Once central defender Victor Ruiz was sent off for a second bookable offence — deliberately stepping on Lallana’s foot, a stupid and needless foul having already been cautioned in the first half — it was all over for Villarreal.

After 81 minutes, Lallana made certain of that. Firmino, looking considerably happier when not played as a central striker, broke down the right and cut the ball back, Sturridge couldn’t get a clean connection but Lallana could, flicking the ball in from just in front of Areola as Villarreal appealed in vain for offside. They were scuttled, the Yellow Submarines.

Justice has a different meaning at Anfield — and certainly on Thursday night, the first home game since the Hillsborough verdict and marked with proper respect and fierce defiance, as always — but, in simple football terms, this was justice done.

Sevilla may be the Europa League masters, but there is a special force behind Liverpool this season, and they have every right to believe one Spanish team will find it as hard to cope with their brand of football as another.

A lot is made of the atmosphere here on European nights but it was Liverpool’s football that proved unnerving. Lively crowds are one thing but Villarreal will not have had too many teams coming at them as Liverpool did.

High tempo, high energy and just the right side of legal, Liverpool’s physicality sent Villarreal screaming to the referee.

It was no Chelsea-Tottenham, but it did spark memories of previous clashes of culture in Europe.

Everton versus Bayern Munich, in a European Cup-winners’ Cup semi-final, for instance — the Germans banging on the dug-out roof in fury at the battering handed out by Andy Gray. ‘This is not football,’ Udo Lattek told Howard Kendall, who replied with two words.

Liverpool didn’t utilise aerial bombardment, but Villarreal were not used to being hassled the way Liverpool hassle. The speed, the intensity, no time on the ball, it unsettled them.

Marcelino, Villarreal’s manager, chased the fourth official down the sideline at one time, but in the middle Kassai remained unmoved.
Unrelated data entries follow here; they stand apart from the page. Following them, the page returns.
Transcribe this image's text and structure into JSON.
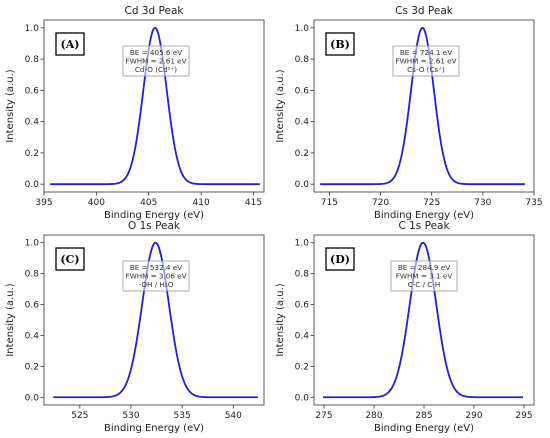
{
  "chart_data": [
    {
      "id": "A",
      "type": "line",
      "panel_label": "(A)",
      "title": "Cd 3d Peak",
      "xlabel": "Binding Energy (eV)",
      "ylabel": "Intensity (a.u.)",
      "xlim": [
        395,
        416
      ],
      "ylim": [
        -0.05,
        1.05
      ],
      "xticks": [
        395,
        400,
        405,
        410,
        415
      ],
      "yticks": [
        0.0,
        0.2,
        0.4,
        0.6,
        0.8,
        1.0
      ],
      "grid": false,
      "line_color": "#1f1fd6",
      "series": [
        {
          "shape": "gaussian",
          "x_range": [
            395.6,
            415.6
          ],
          "center": 405.6,
          "fwhm": 2.61,
          "amplitude": 1.0
        }
      ],
      "annotation": {
        "lines": [
          "BE = 405.6 eV",
          "FWHM = 2.61 eV",
          "Cd-O (Cd²⁺)"
        ]
      }
    },
    {
      "id": "B",
      "type": "line",
      "panel_label": "(B)",
      "title": "Cs 3d Peak",
      "xlabel": "Binding Energy (eV)",
      "ylabel": "Intensity (a.u.)",
      "xlim": [
        713.5,
        735
      ],
      "ylim": [
        -0.05,
        1.05
      ],
      "xticks": [
        715,
        720,
        725,
        730,
        735
      ],
      "yticks": [
        0.0,
        0.2,
        0.4,
        0.6,
        0.8,
        1.0
      ],
      "grid": false,
      "line_color": "#1f1fd6",
      "series": [
        {
          "shape": "gaussian",
          "x_range": [
            714.1,
            734.1
          ],
          "center": 724.1,
          "fwhm": 2.61,
          "amplitude": 1.0
        }
      ],
      "annotation": {
        "lines": [
          "BE = 724.1 eV",
          "FWHM = 2.61 eV",
          "Cs-O (Cs⁺)"
        ]
      }
    },
    {
      "id": "C",
      "type": "line",
      "panel_label": "(C)",
      "title": "O 1s Peak",
      "xlabel": "Binding Energy (eV)",
      "ylabel": "Intensity (a.u.)",
      "xlim": [
        521.5,
        543
      ],
      "ylim": [
        -0.05,
        1.05
      ],
      "xticks": [
        525,
        530,
        535,
        540
      ],
      "yticks": [
        0.0,
        0.2,
        0.4,
        0.6,
        0.8,
        1.0
      ],
      "grid": false,
      "line_color": "#1f1fd6",
      "series": [
        {
          "shape": "gaussian",
          "x_range": [
            522.4,
            542.4
          ],
          "center": 532.4,
          "fwhm": 3.06,
          "amplitude": 1.0
        }
      ],
      "annotation": {
        "lines": [
          "BE = 532.4 eV",
          "FWHM = 3.06 eV",
          "-OH / H₂O"
        ]
      }
    },
    {
      "id": "D",
      "type": "line",
      "panel_label": "(D)",
      "title": "C 1s Peak",
      "xlabel": "Binding Energy (eV)",
      "ylabel": "Intensity (a.u.)",
      "xlim": [
        274,
        296
      ],
      "ylim": [
        -0.05,
        1.05
      ],
      "xticks": [
        275,
        280,
        285,
        290,
        295
      ],
      "yticks": [
        0.0,
        0.2,
        0.4,
        0.6,
        0.8,
        1.0
      ],
      "grid": false,
      "line_color": "#1f1fd6",
      "series": [
        {
          "shape": "gaussian",
          "x_range": [
            274.9,
            294.9
          ],
          "center": 284.9,
          "fwhm": 3.1,
          "amplitude": 1.0
        }
      ],
      "annotation": {
        "lines": [
          "BE = 284.9 eV",
          "FWHM = 3.1 eV",
          "C-C / C-H"
        ]
      }
    }
  ]
}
The first name in the book was Ruiz, and when Nathaniel Clyne was ultimately cautioned it was only because Soldado had exaggerated his pain with a succession of forward rolls. It was almost an act of appeasement, rather than discipline.

Light relief was provided by a clash between Soldado and Dejan Lovren in front of the dug-outs. Clipped, accidentally, by Lovren’s arm in a tussle, Soldado fell. He then clutched Lovren’s shin, and the Liverpool player tumbled easily, too.

It’s fair to say neither would make it at Widnes, but the more Villarreal protested, the more they lost touch with any gameplan. By contrast, Liverpool, and Klopp, know exactly what they are about.

So will Sevilla, and they won’t like it.